Avoiding possible bankruptcy and a hostile state takeover of a once-glittering gambling resort town, top New Jersey political leaders and the Atlantic City mayor Tuesday announced a five-year compact to repair the city’s finances. Lawmakers said the arrangement stops short of the kind of intervention the Democratic state Senate president was seeking and the bankruptcy Mayor Don Guardian threatened to pull the city out of financial crisis. “Last Thursday, I placed a telephone call to the mayor, and I told him my view was the city needed help, and I wanted to help the city and we needed to work together,” Gov. Chris Christie said at a Statehouse news conference Tuesday afternoon, flanked by Senate President Stephen Sweeney (D-Gloucester) and Guardian.
Under the agreement, the state would take expanded responsibility and decision-making authority over Atlantic City’s finances, including the power to restructure municipal debt, alter or terminate municipal contracts and collective bargaining agreements, strike shared service agreements with the county, and sell or lease city-owned services, Christie said. The state also would have assumed these functions under Sweeney’s takeover bill (S970) but Guardian classified the new plan as cooperation and not a takeover. Ultimately, whether it’s a takeover depends on nuances of the legislation, said Mark Pfeiffer, a former deputy director with the state Division of Local Government Services. “The devil in this case is in the details,” said Pfeiffer, an assistant director at Rutgers’ Bloustein School of Planning and Public Policy.

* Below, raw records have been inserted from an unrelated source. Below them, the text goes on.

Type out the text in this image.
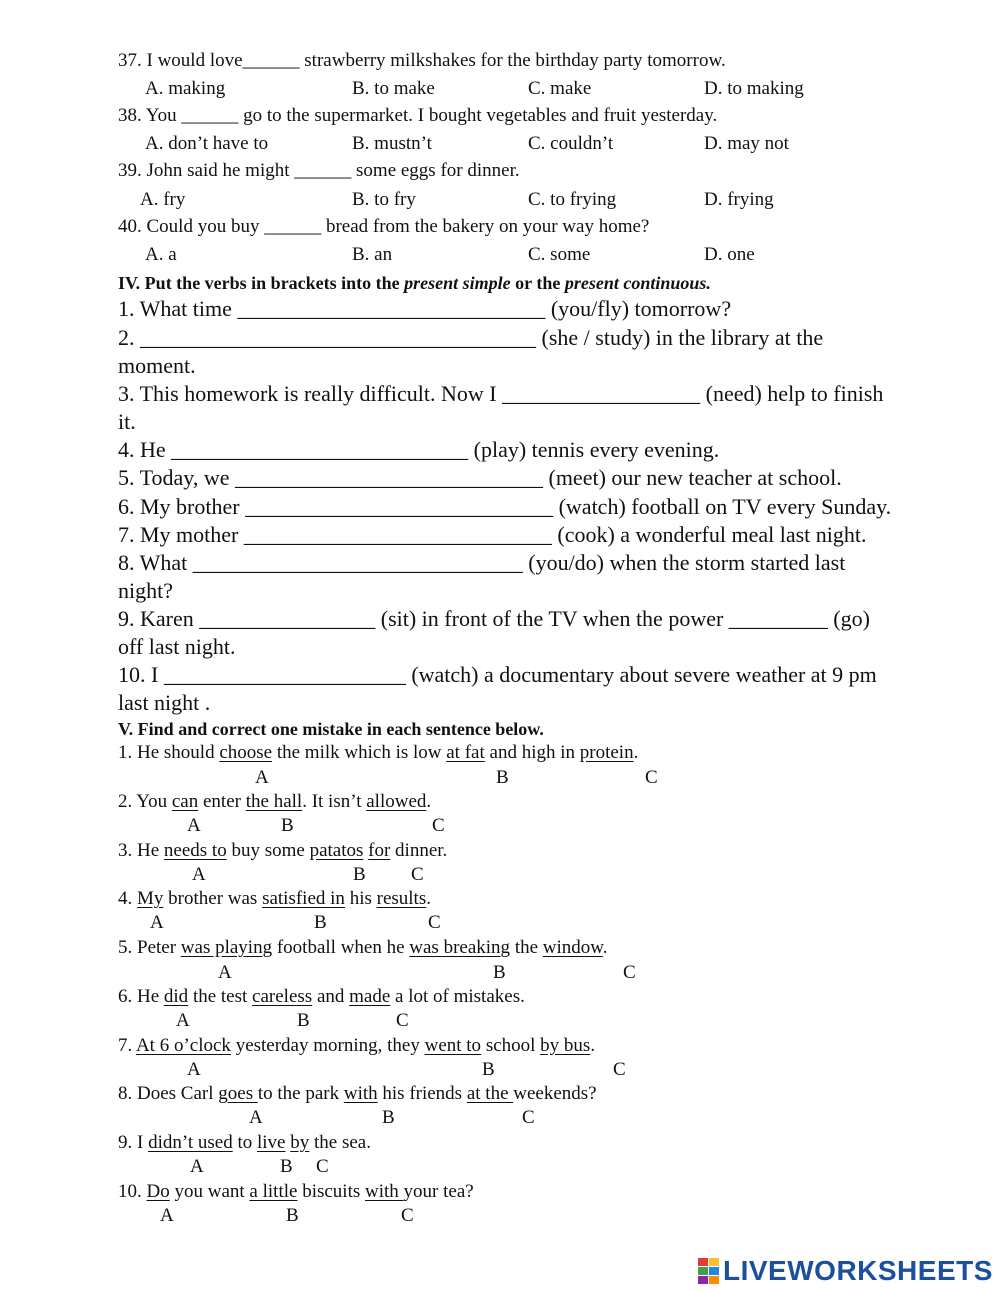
37. I would love______ strawberry milkshakes for the birthday party tomorrow.
A. making	B. to make	C. make	D. to making
38. You ______ go to the supermarket. I bought vegetables and fruit yesterday.
A. don’t have to	B. mustn’t	C. couldn’t	D. may not
39. John said he might ______ some eggs for dinner.
A. fry	B. to fry	C. to frying	D. frying
40. Could you buy ______ bread from the bakery on your way home?
A. a	B. an	C. some	D. one
IV. Put the verbs in brackets into the present simple or the present continuous.
1. What time ____________________________ (you/fly) tomorrow?
2. ____________________________________ (she / study) in the library at the
moment.
3. This homework is really difficult. Now I __________________ (need) help to finish
it.
4. He ___________________________ (play) tennis every evening.
5. Today, we ____________________________ (meet) our new teacher at school.
6. My brother ____________________________ (watch) football on TV every Sunday.
7. My mother ____________________________ (cook) a wonderful meal last night.
8. What ______________________________ (you/do) when the storm started last
night?
9. Karen ________________ (sit) in front of the TV when the power _________ (go)
off last night.
10. I ______________________ (watch) a documentary about severe weather at 9 pm
last night .
V. Find and correct one mistake in each sentence below.
1. He should choose the milk which is low at fat and high in protein.
A	B	C
2. You can enter the hall. It isn’t allowed.
A	B	C
3. He needs to buy some patatos for dinner.
A	B C
4. My brother was satisfied in his results.
A	B	C
5. Peter was playing football when he was breaking the window.
A	B	C
6. He did the test careless and made a lot of mistakes.
A	B	C
7. At 6 o’clock yesterday morning, they went to school by bus.
A	B	C
8. Does Carl goes to the park with his friends at the weekends?
A	B	C
9. I didn’t used to live by the sea.
A	B C
10. Do you want a little biscuits with your tea?
A	B	C
LIVEWORKSHEETS
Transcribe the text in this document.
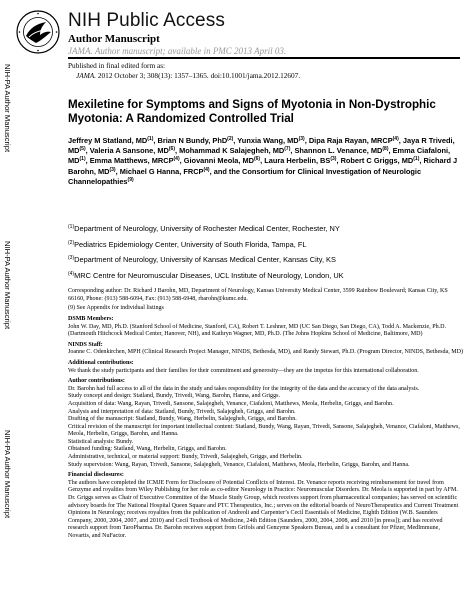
NIH Public Access
Author Manuscript
JAMA. Author manuscript; available in PMC 2013 April 03.
Published in final edited form as:
JAMA. 2012 October 3; 308(13): 1357–1365. doi:10.1001/jama.2012.12607.
NIH-PA Author Manuscript
NIH-PA Author Manuscript
NIH-PA Author Manuscript
Mexiletine for Symptoms and Signs of Myotonia in Non-Dystrophic Myotonia: A Randomized Controlled Trial
Jeffrey M Statland, MD$^{(1)}$, Brian N Bundy, PhD$^{(2)}$, Yunxia Wang, MD$^{(3)}$, Dipa Raja Rayan, MRCP$^{(4)}$, Jaya R Trivedi, MD$^{(5)}$, Valeria A Sansone, MD$^{(6)}$, Mohammad K Salajegheh, MD$^{(7)}$, Shannon L. Venance, MD$^{(8)}$, Emma Ciafaloni, MD$^{(1)}$, Emma Matthews, MRCP$^{(4)}$, Giovanni Meola, MD$^{(6)}$, Laura Herbelin, BS$^{(3)}$, Robert C Griggs, MD$^{(1)}$, Richard J Barohn, MD$^{(3)}$, Michael G Hanna, FRCP$^{(4)}$, and the Consortium for Clinical Investigation of Neurologic Channelopathies$^{(9)}$
$^{(1)}$Department of Neurology, University of Rochester Medical Center, Rochester, NY
$^{(2)}$Pediatrics Epidemiology Center, University of South Florida, Tampa, FL
$^{(3)}$Department of Neurology, University of Kansas Medical Center, Kansas City, KS
$^{(4)}$MRC Centre for Neuromuscular Diseases, UCL Institute of Neurology, London, UK

Corresponding author: Dr. Richard J Barohn, MD, Department of Neurology, Kansas University Medical Center, 3599 Rainbow Boulevard; Kansas City, KS 66160, Phone: (913) 588-6094, Fax: (913) 588-6948, rbarohn@kumc.edu.

(9) See Appendix for individual listings

DSMB Members:

John W. Day, MD, Ph.D. (Stanford School of Medicine, Stanford, CA), Robert T. Leshner, MD (UC San Diego, San Diego, CA), Todd A. Mackenzie, Ph.D. (Dartmouth Hitchcock Medical Center, Hanover, NH), and Kathryn Wagner, MD, Ph.D. (The Johns Hopkins School of Medicine, Baltimore, MD)

NINDS Staff:

Joanne C. Odenkirchen, MPH (Clinical Research Project Manager, NINDS, Bethesda, MD), and Randy Stewart, Ph.D. (Program Director, NINDS, Bethesda, MD)

Additional contributions:

We thank the study participants and their families for their commitment and generosity—they are the impetus for this international collaboration.

Author contributions:

Dr. Barohn had full access to all of the data in the study and takes responsibility for the integrity of the data and the accuracy of the data analysis.

Study concept and design: Statland, Bundy, Trivedi, Wang, Barohn, Hanna, and Griggs.

Acquisition of data: Wang, Rayan, Trivedi, Sansone, Salajegheh, Venance, Ciafaloni, Matthews, Meola, Herbelin, Griggs, and Barohn.

Analysis and interpretation of data: Statland, Bundy, Trivedi, Salajegheh, Griggs, and Barohn.

Drafting of the manuscript: Statland, Bundy, Wang, Herbelin, Salajegheh, Griggs, and Barohn.

Critical revision of the manuscript for important intellectual content: Statland, Bundy, Wang, Rayan, Trivedi, Sansone, Salajegheh, Venance, Ciafaloni, Matthews, Meola, Herbelin, Griggs, Barohn, and Hanna.

Statistical analysis: Bundy.

Obtained funding: Statland, Wang, Herbelin, Griggs, and Barohn.

Administrative, technical, or material support: Bundy, Trivedi, Salajegheh, Griggs, and Herbelin.

Study supervision: Wang, Rayan, Trivedi, Sansone, Salajegheh, Venance, Ciafaloni, Matthews, Meola, Herbelin, Griggs, Barohn, and Hanna.

Financial disclosures:

The authors have completed the ICMJE Form for Disclosure of Potential Conflicts of Interest. Dr. Venance reports receiving reimbursement for travel from Genzyme and royalties from Wiley Publishing for her role as co-editor Neurology in Practice: Neuromuscular Disorders. Dr. Meola is supported in part by AFM. Dr. Griggs serves as Chair of Executive Committee of the Muscle Study Group, which receives support from pharmaceutical companies; has served on scientific advisory boards for The National Hospital Queen Square and PTC Therapeutics, Inc.; serves on the editorial boards of NeuroTherapeutics and Current Treatment Opinions in Neurology; receives royalties from the publication of Andreoli and Carpenter’s Cecil Essentials of Medicine, Eighth Edition (W.B. Saunders Company, 2000, 2004, 2007, and 2010) and Cecil Textbook of Medicine, 24th Edition (Saunders, 2000, 2004, 2008, and 2010 [in press]); and has received research support from TaroPharma. Dr. Barohn receives support from Grifols and Genzyme Speakers Bureau, and is a consultant for Pfizer, MedImmune, Novartis, and NuFactor.
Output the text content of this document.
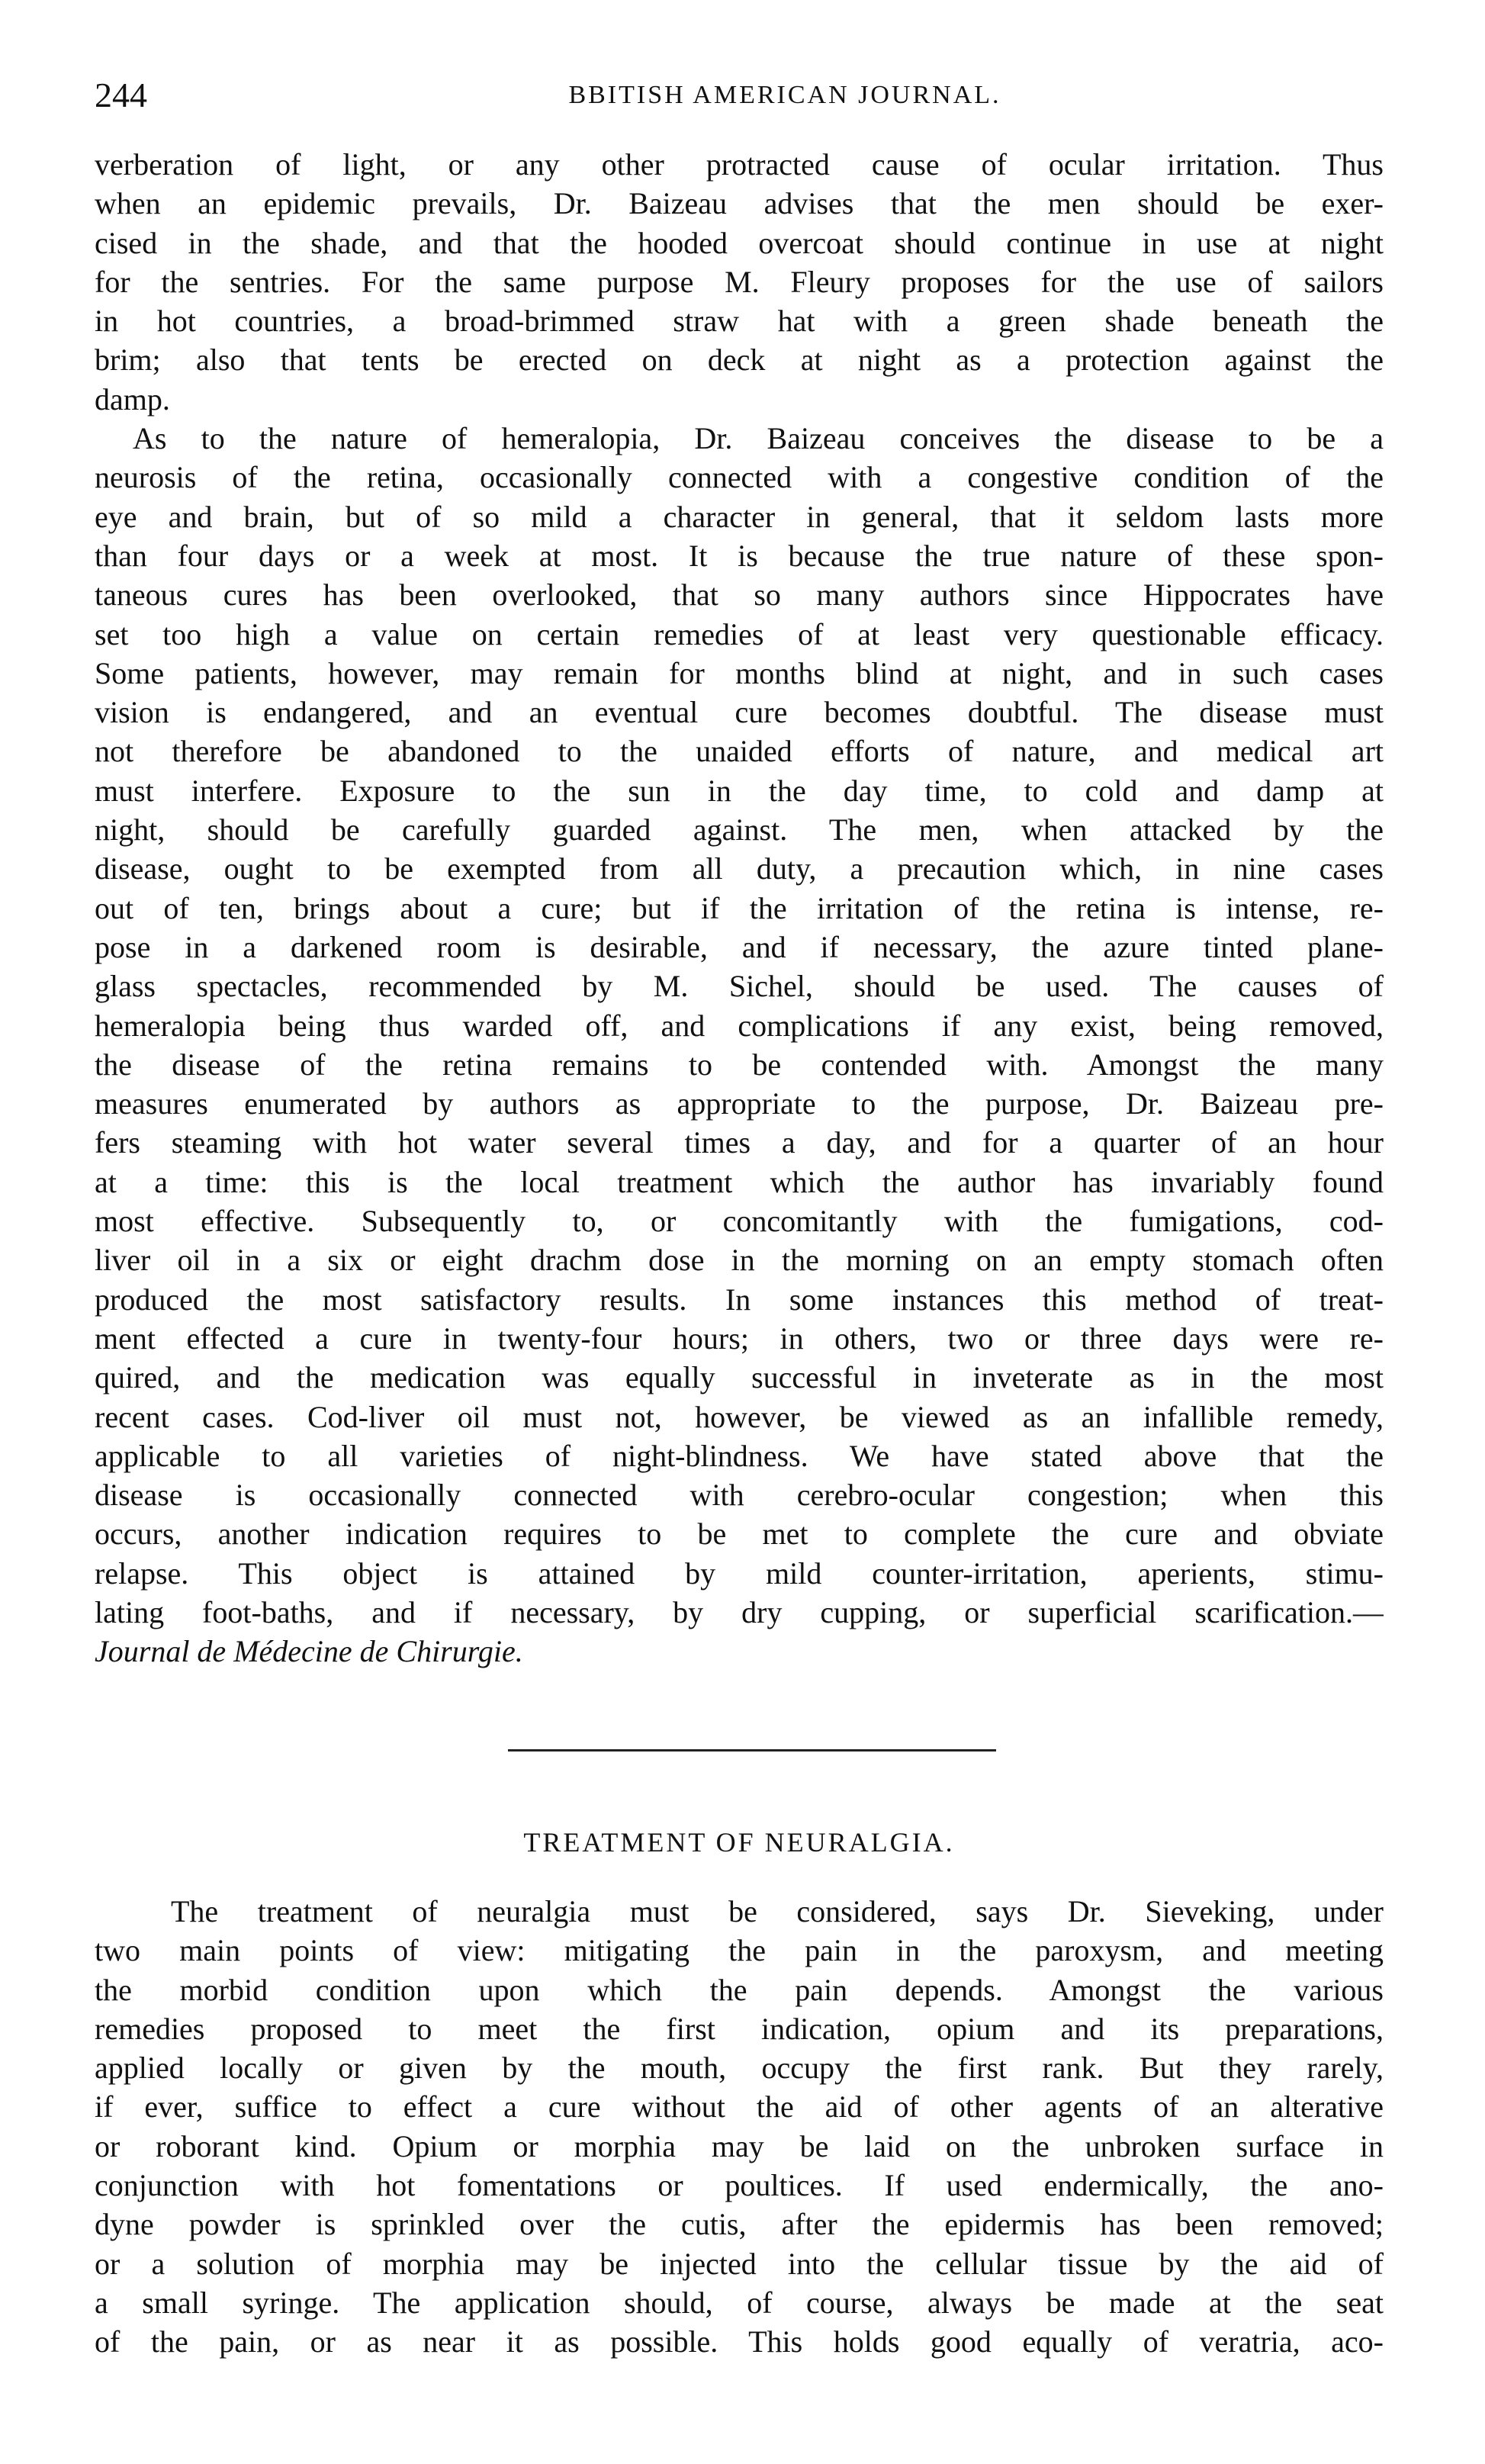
244	BBITISH AMERICAN JOURNAL.
verberation of light, or any other protracted cause of ocular irritation. Thus
when an epidemic prevails, Dr. Baizeau advises that the men should be exer-
cised in the shade, and that the hooded overcoat should continue in use at night
for the sentries. For the same purpose M. Fleury proposes for the use of sailors
in hot countries, a broad-brimmed straw hat with a green shade beneath the
brim; also that tents be erected on deck at night as a protection against the
damp.
As to the nature of hemeralopia, Dr. Baizeau conceives the disease to be a
neurosis of the retina, occasionally connected with a congestive condition of the
eye and brain, but of so mild a character in general, that it seldom lasts more
than four days or a week at most. It is because the true nature of these spon-
taneous cures has been overlooked, that so many authors since Hippocrates have
set too high a value on certain remedies of at least very questionable efficacy.
Some patients, however, may remain for months blind at night, and in such cases
vision is endangered, and an eventual cure becomes doubtful. The disease must
not therefore be abandoned to the unaided efforts of nature, and medical art
must interfere. Exposure to the sun in the day time, to cold and damp at
night, should be carefully guarded against. The men, when attacked by the
disease, ought to be exempted from all duty, a precaution which, in nine cases
out of ten, brings about a cure; but if the irritation of the retina is intense, re-
pose in a darkened room is desirable, and if necessary, the azure tinted plane-
glass spectacles, recommended by M. Sichel, should be used. The causes of
hemeralopia being thus warded off, and complications if any exist, being removed,
the disease of the retina remains to be contended with. Amongst the many
measures enumerated by authors as appropriate to the purpose, Dr. Baizeau pre-
fers steaming with hot water several times a day, and for a quarter of an hour
at a time: this is the local treatment which the author has invariably found
most effective. Subsequently to, or concomitantly with the fumigations, cod-
liver oil in a six or eight drachm dose in the morning on an empty stomach often
produced the most satisfactory results. In some instances this method of treat-
ment effected a cure in twenty-four hours; in others, two or three days were re-
quired, and the medication was equally successful in inveterate as in the most
recent cases. Cod-liver oil must not, however, be viewed as an infallible remedy,
applicable to all varieties of night-blindness. We have stated above that the
disease is occasionally connected with cerebro-ocular congestion; when this
occurs, another indication requires to be met to complete the cure and obviate
relapse. This object is attained by mild counter-irritation, aperients, stimu-
lating foot-baths, and if necessary, by dry cupping, or superficial scarification.—
Journal de Médecine de Chirurgie.
TREATMENT OF NEURALGIA.
The treatment of neuralgia must be considered, says Dr. Sieveking, under
two main points of view: mitigating the pain in the paroxysm, and meeting
the morbid condition upon which the pain depends. Amongst the various
remedies proposed to meet the first indication, opium and its preparations,
applied locally or given by the mouth, occupy the first rank. But they rarely,
if ever, suffice to effect a cure without the aid of other agents of an alterative
or roborant kind. Opium or morphia may be laid on the unbroken surface in
conjunction with hot fomentations or poultices. If used endermically, the ano-
dyne powder is sprinkled over the cutis, after the epidermis has been removed;
or a solution of morphia may be injected into the cellular tissue by the aid of
a small syringe. The application should, of course, always be made at the seat
of the pain, or as near it as possible. This holds good equally of veratria, aco-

Lawmakers will swiftly develop and pass legislation in February, Christie said. The state’s expanded role will expire within five years. “The city’s finances are now the greatest threat to its well-being,” the governor said, adding that a bankruptcy is “clearly not my preference.” But previous efforts haven’t included the comprehensive solutions necessary to address the city’s complex financial straits, he said. Atlantic City holds about $240 million in debt and owes another $160 million in tax appeals to Borgata Hotel Casino alone. Last week, Standard and Poor’s described those financial commitments as “unsustainable in the long term.” Those remarks accompanied a “super-downgrade” of Atlantic City’s credit rating, which was already in junk bond territory, by four notches. S&P suggested that without intervention, the city would default within six months.
The mayor was scheduled to hold an emergency city council meeting Tuesday night in preparation for asking the state’s permission to file for bankruptcy. Guardian said it would be premature to speculate what some of the cost-cutting measure for Atlantic City might be, such as selling the $100 million water utility, or seeking givebacks from labor contracts. Atlantic City, long the East Coast’s gambling destination, has faced growing competition from neighboring states. In 2014, four of the city’s 12 casinos closed, taking a bite out of the city’s tax revenue and leaving 10,000 casino workers unemployed. Lawmakers last year introduced a rescue aid package, which Christie twice rejected, even after the Legislature agreed to his recommended changes. That veto leaves a $33.5 million gap in the city’s municipal budget, and officials have said the city could run out of cash by April.